In Ruppertshofen ist in der Silvesternacht in einer Flüchtlingsunterkunft für Kinder ein Feuer ausgebrochen.
© dpa, Marijan Murat

06. Januar 2016 - 11:14 Uhr

Die Kriminalpolizei ermittelt

In einer Flüchtlingsunterkunft für Kinder und Jugendliche in Ruppertshofen (Baden-Württemberg) hat es am frühen Neujahrsmorgen gebrannt. Verletzt wurde nach Polizeiangaben niemand. Die zehn Bewohner im Alter zwischen 15 und 18 Jahren sowie ein Betreuer seien alle mit dem Schrecken davongekommen, teilte die Polizei mit. Die Brandursache ist noch völlig unklar. Nach der Auswertung erster Spuren deute jedoch nichts auf Brandstiftung hin.

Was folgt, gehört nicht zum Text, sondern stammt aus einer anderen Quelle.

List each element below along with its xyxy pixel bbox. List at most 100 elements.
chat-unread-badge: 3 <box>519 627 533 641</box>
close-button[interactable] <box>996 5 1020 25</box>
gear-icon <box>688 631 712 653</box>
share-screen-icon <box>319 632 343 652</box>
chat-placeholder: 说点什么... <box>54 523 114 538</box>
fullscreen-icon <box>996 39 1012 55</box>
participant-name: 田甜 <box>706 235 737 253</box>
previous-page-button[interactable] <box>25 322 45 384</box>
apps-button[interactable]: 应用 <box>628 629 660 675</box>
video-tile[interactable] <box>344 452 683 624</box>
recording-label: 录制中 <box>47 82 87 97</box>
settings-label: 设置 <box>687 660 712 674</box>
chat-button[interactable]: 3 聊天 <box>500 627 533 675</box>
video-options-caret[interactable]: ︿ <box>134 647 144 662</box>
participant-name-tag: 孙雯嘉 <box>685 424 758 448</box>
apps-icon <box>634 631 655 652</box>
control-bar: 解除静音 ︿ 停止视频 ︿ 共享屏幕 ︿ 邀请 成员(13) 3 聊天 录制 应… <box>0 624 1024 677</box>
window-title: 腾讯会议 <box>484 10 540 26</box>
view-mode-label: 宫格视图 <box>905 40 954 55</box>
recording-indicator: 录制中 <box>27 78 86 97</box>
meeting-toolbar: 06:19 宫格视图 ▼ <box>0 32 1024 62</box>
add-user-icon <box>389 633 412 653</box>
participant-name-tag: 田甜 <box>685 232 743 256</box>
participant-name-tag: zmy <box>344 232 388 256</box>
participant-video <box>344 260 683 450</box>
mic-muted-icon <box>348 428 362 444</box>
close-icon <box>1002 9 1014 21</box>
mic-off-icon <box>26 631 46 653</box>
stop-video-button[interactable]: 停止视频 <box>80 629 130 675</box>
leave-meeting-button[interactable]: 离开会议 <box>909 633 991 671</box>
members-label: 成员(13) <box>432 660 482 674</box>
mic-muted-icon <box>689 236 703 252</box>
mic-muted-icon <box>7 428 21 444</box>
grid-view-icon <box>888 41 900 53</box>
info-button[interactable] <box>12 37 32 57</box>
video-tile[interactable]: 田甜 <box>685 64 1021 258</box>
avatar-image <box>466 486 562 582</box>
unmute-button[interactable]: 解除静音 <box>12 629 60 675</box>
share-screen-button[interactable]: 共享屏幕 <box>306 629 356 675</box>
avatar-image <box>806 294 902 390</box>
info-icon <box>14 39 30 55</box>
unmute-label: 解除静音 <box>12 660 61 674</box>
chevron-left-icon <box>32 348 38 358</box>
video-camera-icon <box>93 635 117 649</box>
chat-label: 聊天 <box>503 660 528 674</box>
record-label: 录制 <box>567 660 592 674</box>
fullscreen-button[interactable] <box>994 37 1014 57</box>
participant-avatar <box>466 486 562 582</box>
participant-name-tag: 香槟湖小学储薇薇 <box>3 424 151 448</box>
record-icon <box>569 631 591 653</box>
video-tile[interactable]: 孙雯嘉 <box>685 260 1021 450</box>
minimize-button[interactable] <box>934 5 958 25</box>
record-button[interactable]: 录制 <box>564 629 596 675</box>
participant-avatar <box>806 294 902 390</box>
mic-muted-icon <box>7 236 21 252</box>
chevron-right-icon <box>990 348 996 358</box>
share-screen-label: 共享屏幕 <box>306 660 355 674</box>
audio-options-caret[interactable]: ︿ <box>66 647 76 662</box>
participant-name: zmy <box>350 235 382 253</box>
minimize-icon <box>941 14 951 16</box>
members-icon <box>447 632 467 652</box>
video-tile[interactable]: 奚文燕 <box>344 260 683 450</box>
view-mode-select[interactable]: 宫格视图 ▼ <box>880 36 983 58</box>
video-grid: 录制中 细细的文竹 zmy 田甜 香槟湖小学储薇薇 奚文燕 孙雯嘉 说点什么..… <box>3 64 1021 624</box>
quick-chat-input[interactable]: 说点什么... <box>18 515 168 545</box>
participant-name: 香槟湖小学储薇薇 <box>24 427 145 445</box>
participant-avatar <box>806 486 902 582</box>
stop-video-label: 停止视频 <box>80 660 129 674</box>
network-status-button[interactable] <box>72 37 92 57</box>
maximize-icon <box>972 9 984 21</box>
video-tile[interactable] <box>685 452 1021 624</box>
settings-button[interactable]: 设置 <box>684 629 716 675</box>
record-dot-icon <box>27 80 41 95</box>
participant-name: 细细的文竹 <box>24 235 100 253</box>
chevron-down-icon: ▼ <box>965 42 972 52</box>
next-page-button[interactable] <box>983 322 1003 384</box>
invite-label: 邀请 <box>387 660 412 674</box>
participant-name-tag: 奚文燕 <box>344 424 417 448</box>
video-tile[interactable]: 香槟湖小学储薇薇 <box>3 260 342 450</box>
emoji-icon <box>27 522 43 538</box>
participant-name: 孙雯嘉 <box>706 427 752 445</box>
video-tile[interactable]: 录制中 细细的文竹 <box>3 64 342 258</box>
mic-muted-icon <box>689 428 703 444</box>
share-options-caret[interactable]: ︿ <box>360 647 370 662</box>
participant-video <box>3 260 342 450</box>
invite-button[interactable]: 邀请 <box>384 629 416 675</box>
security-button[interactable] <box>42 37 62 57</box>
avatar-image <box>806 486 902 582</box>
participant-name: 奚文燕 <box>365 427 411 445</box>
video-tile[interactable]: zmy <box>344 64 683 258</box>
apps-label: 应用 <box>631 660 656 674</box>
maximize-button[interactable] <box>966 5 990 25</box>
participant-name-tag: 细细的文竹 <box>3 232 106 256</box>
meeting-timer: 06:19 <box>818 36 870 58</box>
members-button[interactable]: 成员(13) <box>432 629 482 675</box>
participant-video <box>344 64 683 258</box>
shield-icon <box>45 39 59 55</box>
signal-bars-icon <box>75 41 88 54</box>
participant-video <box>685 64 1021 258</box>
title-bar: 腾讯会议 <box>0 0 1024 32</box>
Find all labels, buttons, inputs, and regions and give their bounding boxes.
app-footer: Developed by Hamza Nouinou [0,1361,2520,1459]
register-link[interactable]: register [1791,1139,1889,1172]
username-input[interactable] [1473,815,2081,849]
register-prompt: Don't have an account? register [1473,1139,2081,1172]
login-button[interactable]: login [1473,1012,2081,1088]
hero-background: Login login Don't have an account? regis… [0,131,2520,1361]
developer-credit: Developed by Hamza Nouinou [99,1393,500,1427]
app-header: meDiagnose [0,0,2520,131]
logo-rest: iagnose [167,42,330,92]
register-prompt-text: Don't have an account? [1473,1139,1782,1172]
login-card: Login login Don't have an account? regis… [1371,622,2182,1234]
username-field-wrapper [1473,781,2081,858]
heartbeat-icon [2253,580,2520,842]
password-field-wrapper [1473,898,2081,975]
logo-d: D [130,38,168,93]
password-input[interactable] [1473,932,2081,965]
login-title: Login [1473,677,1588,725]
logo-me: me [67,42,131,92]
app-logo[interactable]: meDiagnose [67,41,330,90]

Das durch den Brand stark beschädigte Gebäude dient als Unterbringung für zehn alleinreisende Flüchtlinge, die nicht volljährig sind. Gegen 3.30 Uhr hatte ein Betreuer den Brand entdeckt. Er weckte die Jugendlichen, wählte den Notruf und brachte sich und die Bewohner in Sicherheit.

Das als Garagenbrand gemeldete Feuer griff den Angaben zufolge schnell auf einen Anbau über, in dem sich die Schlaf- und Aufenthaltsräume befinden. Bevor die Feuerwehr die Flammen gelöscht hatte, war ein Teil des Dachstuhles weitgehend abgebrannt. Die Kriminalpolizei hat Ermittlungen aufgenommen.

Die Feuerwehr rückte mit knapp 150 Kräften an und löschte die Flammen. Laut Polizei entstand am Gebäude ein Schaden von mehreren Hunderttausend Euro. Die Räume für die Flüchtlingsunterbringung waren den Angaben nach erst vor wenigen Wochen durch die Gemeinde angemietet worden. Ob das Gebäude für diesen Zweck weiter verwendet werden kann, sei noch nicht klar.

Ein ortsansässiger Verein für Jugendhilfe habe sich um Quartiere für die zehn Jugendlichen gekümmert. Die Unterbringung von alleinreisenden, minderjährigen Flüchtlingen sei in der Gemeinde auf große Zustimmung gestoßen, sagte Bürgermeister Peter Kühnl bei einem Besuch am Brandort. Gegen die Unterkunft habe es überhaupt keinen Widerstand in der Bevölkerung gegeben. "Wir sind hier in Ruppertshofen auf geradezu ideale Bedingungen für die Betreuung dieser Jugendlichen getroffen", sagte der Politiker.